ChromeAeonium ChromeAeonium writes  |  more than 2 years ago

ChromeAeonium (1026952) writes "Greenpeace activists wearing theatrical hazmat suits have destroyed a test field of genetically modified wheat run by Australia's Commonwealth Scientific and Industrial Research Organisation (CSIRO) that represented a year's worth of work and $300,000. The wheat, which was designed to benefit consumers by having a lower glycemic index and higher fiber content, was accused of being unsafe by Greenpeace (although it was noticed they say the same thing about other GM crops), however experts dismissed these claims, saying that the risk was negligible and noting that such tests are how safety is ultimately judged, that Greenpeace breached containment protocol in their attack, and calling Greenpeace anti-science.
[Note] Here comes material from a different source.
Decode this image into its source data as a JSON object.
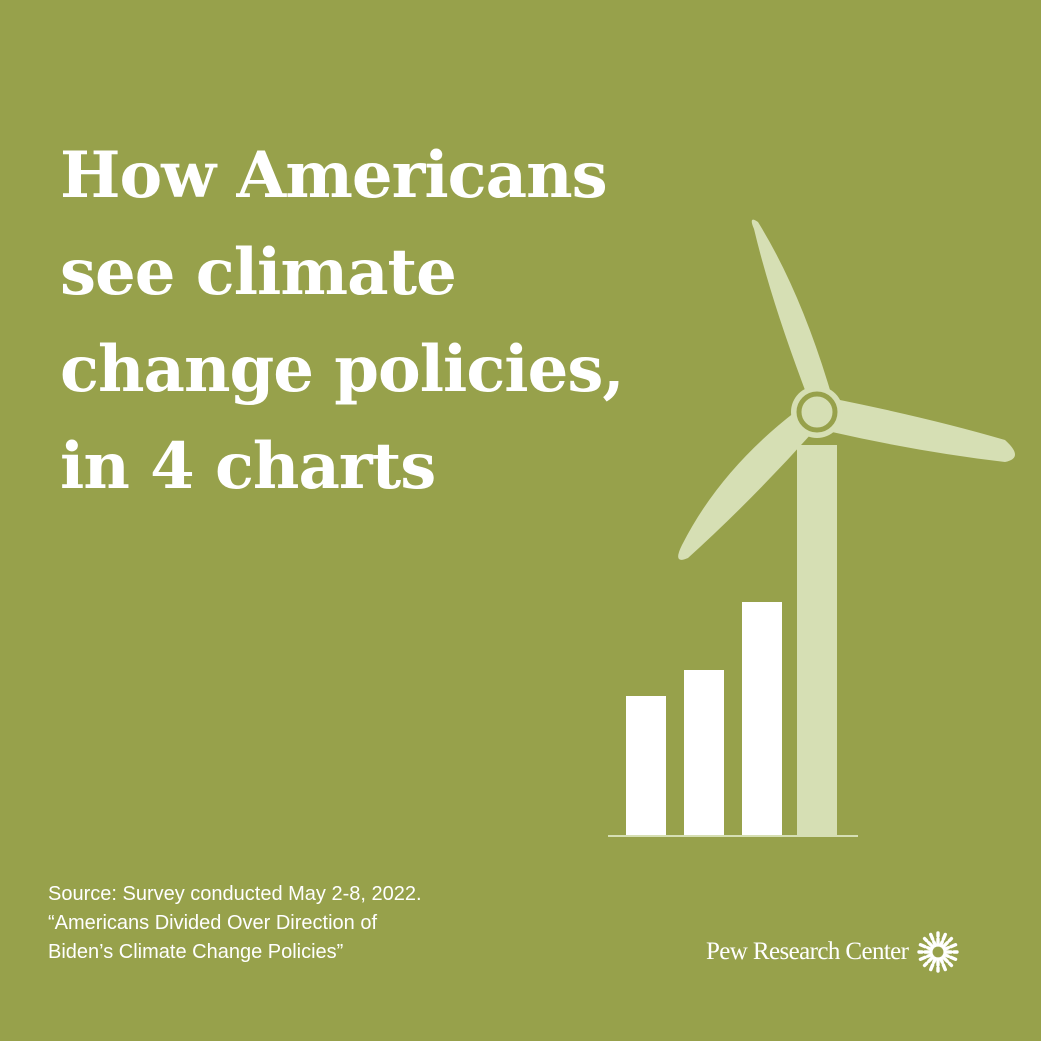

Greenpeace was also accused of hypocrisy for demanding action based on climate change consensus while denying scientific consensus on genetic engineering. Taking a page out of Jenny McCarthy's book, one of the vandals claims to be have done it for her children, despite the safety record of genetic engineering. This was just one in a series of recent attacks on agricultural science, following an attack on government funded GM potatoes in Germany and before possible eco-terrorism hit papaya farmers in Hawaii, spreading fear throughout the farmers there. Given the attacks against GM potatoes earlier this year, and on GM grapes before that (both government funded), it looks like freedom of inquiry in agricultural research is increasingly limited to whatever won't get destroyed."